The hormonal regulation of leptin mRNA expression and the association between leptin expression and adipocyte differentiation were examined in primary cultures of porcine S-V cells with Northern blot and immunocytochemical analysis, Seeding for 3 days,vith fetal bovine serum (FBS) with varying levels of dexamethasone (Dex) increased levels of leptin mRNA in a dose-dependent manner in parallel with increases in the proportion of preadipocytes (AD-3 positive cells; AD-3, a preadipocyte marker). Six-day treatment with 10 or 850 nM insulin after FBS+Dex treatment resulted in a similar increase in leptin mRNA expression and morphological differentiation. However, significantly lower levels of leptin mRNA and smaller fat cells were observed in cultures treated with 1 nM insulin or 10 nM insulin-like growth factor-I (IGF-I), Dex-induced increases in leptin mRNA levels and AD-3 cell numbers were blocked completely by the addition of transforming growth factor-beta (TGF-beta) to FBS+Dex-treated cultures. However TGF-beta significantly increased fat cell size and leptin mRNA expression when added to ITS (insulin, 850 nM; transferrin, 5 mu g/ml; and selenium, 5 mu g/mL) treated cultures during the lipid-filling stage.

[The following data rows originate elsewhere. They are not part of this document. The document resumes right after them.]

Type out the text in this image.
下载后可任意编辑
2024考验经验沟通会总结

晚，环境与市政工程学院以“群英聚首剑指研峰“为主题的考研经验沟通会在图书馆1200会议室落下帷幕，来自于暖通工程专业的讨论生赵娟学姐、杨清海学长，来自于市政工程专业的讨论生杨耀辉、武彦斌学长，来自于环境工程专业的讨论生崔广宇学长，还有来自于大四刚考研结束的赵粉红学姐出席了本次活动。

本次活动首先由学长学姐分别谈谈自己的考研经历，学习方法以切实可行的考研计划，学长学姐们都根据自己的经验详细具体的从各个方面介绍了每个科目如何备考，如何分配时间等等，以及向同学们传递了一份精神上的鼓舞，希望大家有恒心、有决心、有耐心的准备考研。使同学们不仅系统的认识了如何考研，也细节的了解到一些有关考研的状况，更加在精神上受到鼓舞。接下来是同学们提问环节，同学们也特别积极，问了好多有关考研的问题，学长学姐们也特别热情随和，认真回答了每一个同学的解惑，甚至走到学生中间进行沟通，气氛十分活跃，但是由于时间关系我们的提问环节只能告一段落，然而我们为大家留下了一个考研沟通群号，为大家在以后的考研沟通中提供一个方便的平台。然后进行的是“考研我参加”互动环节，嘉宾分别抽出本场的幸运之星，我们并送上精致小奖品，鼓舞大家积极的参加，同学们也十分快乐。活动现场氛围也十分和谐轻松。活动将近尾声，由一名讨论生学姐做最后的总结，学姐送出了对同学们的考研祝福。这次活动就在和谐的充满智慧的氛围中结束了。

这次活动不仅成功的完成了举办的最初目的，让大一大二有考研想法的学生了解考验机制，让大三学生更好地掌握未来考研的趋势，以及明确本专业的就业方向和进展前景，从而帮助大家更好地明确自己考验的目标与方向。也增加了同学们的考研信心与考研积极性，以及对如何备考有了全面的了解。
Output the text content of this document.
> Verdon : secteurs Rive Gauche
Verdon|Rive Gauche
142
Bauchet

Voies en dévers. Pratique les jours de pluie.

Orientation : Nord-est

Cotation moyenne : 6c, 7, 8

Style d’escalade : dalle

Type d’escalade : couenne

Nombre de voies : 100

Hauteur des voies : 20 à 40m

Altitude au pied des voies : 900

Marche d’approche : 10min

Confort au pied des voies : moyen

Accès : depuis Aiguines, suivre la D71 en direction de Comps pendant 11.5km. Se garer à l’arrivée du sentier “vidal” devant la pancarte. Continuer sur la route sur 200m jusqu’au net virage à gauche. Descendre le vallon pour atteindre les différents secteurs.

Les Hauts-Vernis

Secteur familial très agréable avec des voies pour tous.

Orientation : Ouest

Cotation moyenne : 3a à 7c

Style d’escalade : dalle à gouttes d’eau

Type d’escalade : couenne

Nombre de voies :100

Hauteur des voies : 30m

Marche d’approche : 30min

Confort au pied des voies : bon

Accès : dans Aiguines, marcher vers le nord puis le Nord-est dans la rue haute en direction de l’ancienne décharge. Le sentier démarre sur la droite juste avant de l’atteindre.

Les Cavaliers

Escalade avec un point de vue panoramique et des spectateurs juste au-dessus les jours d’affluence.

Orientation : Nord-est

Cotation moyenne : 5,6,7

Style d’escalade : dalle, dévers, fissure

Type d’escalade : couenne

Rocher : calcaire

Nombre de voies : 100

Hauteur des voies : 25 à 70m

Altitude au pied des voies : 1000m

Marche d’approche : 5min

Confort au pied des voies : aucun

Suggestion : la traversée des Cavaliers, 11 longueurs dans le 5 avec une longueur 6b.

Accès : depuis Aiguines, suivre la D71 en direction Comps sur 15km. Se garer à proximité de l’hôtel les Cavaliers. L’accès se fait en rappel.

When added with FBS+DEX for the first 3 days, growth hormone (GH) did not influence the Dex-induced increase in AD-3 cells and leptin mRNA expression, but GH reduced leptin mRNA levels when added with insulin for 6 days after FBS+Dex, These results demonstrated that regulation of leptin mRNA expression by Dex, insulin, IGF-I, TGF-beta, and GH may be associated with changes in preadipocyte number and fat cell size.